According to Article 177 of the Law on Enterprises 2020 regulations on Partnerships as follows:
“Article 177. Partnership company
1. A partnership company is an enterprise, in which:
a) There must be at least 02 members who are joint owners of the company, doing business together under a common name (hereinafter referred to as general partners). In addition to general partners, the company may have additional contributing members capital;
b) A general partner must be an individual, responsible with all of his or her assets for the company’s obligations;
c) A capital contributing member is an organization or individual and is only responsible for the company’s debts within the amount of capital committed to contribute to the company.
2. The partnership company has legal status from the date be granted a Business Registration Certificate.
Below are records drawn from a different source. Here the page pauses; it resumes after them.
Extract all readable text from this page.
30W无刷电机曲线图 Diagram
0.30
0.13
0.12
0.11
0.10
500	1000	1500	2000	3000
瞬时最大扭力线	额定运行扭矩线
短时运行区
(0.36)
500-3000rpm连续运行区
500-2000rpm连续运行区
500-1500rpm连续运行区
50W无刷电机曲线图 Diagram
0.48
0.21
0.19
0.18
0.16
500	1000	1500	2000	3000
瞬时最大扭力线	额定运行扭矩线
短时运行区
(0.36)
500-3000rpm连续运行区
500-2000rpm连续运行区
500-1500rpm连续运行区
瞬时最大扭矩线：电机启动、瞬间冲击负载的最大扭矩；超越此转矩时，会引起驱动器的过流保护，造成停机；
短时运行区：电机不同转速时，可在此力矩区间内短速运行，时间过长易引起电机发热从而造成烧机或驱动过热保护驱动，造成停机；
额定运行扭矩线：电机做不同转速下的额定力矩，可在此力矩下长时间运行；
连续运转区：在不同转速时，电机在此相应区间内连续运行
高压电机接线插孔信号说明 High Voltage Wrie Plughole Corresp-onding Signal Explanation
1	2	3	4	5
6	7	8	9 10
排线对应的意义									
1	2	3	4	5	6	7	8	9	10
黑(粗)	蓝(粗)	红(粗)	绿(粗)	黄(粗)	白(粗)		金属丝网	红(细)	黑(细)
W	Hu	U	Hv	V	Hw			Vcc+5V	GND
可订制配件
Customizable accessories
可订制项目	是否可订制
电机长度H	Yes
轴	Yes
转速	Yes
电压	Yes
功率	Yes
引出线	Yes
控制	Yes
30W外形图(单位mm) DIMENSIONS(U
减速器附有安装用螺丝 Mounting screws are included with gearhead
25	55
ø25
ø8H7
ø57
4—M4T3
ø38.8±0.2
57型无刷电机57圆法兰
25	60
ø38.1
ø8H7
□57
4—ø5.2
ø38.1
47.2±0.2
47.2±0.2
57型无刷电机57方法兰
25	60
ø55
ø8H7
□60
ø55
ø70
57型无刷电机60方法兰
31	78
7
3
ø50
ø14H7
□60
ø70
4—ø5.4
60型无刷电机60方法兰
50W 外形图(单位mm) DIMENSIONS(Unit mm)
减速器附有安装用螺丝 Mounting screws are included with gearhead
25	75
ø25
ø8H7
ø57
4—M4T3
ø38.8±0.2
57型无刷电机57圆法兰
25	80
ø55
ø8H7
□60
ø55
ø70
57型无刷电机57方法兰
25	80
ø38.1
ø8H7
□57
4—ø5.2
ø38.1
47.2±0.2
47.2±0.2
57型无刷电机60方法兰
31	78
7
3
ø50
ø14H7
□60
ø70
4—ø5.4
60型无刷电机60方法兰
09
3. The partnership company is not allowed to issue any type of securities.”
Thus, the partnership company must have at least 02 members as owners. In a partnership company, there are general partners and capital contributing members. Partnership members must be individuals, while capital contributing members can be individuals or organizations. General partners must be responsible for all assets, while capital contributing members are only responsible for the company’s debts within the amount of capital committed to contribute to the company.
2. Implementing the right to contribute capital and issue a certificate of capital contribution at a Partnership Company?
Implementing capital contribution and issuance of a certificate of capital contribution at a Partnership Company is regulated in Article 178 of the Law on Enterprises 2020, specifically:
“Article 178. Implementing capital contribution and issuance of capital contribution certificate
1. General partners and capital contributing members must contribute the committed capital amount in full and on time.
2. A general partner who fails to contribute the committed capital in full and on time, causing damage to the company, must be responsible for compensating the company for the damage.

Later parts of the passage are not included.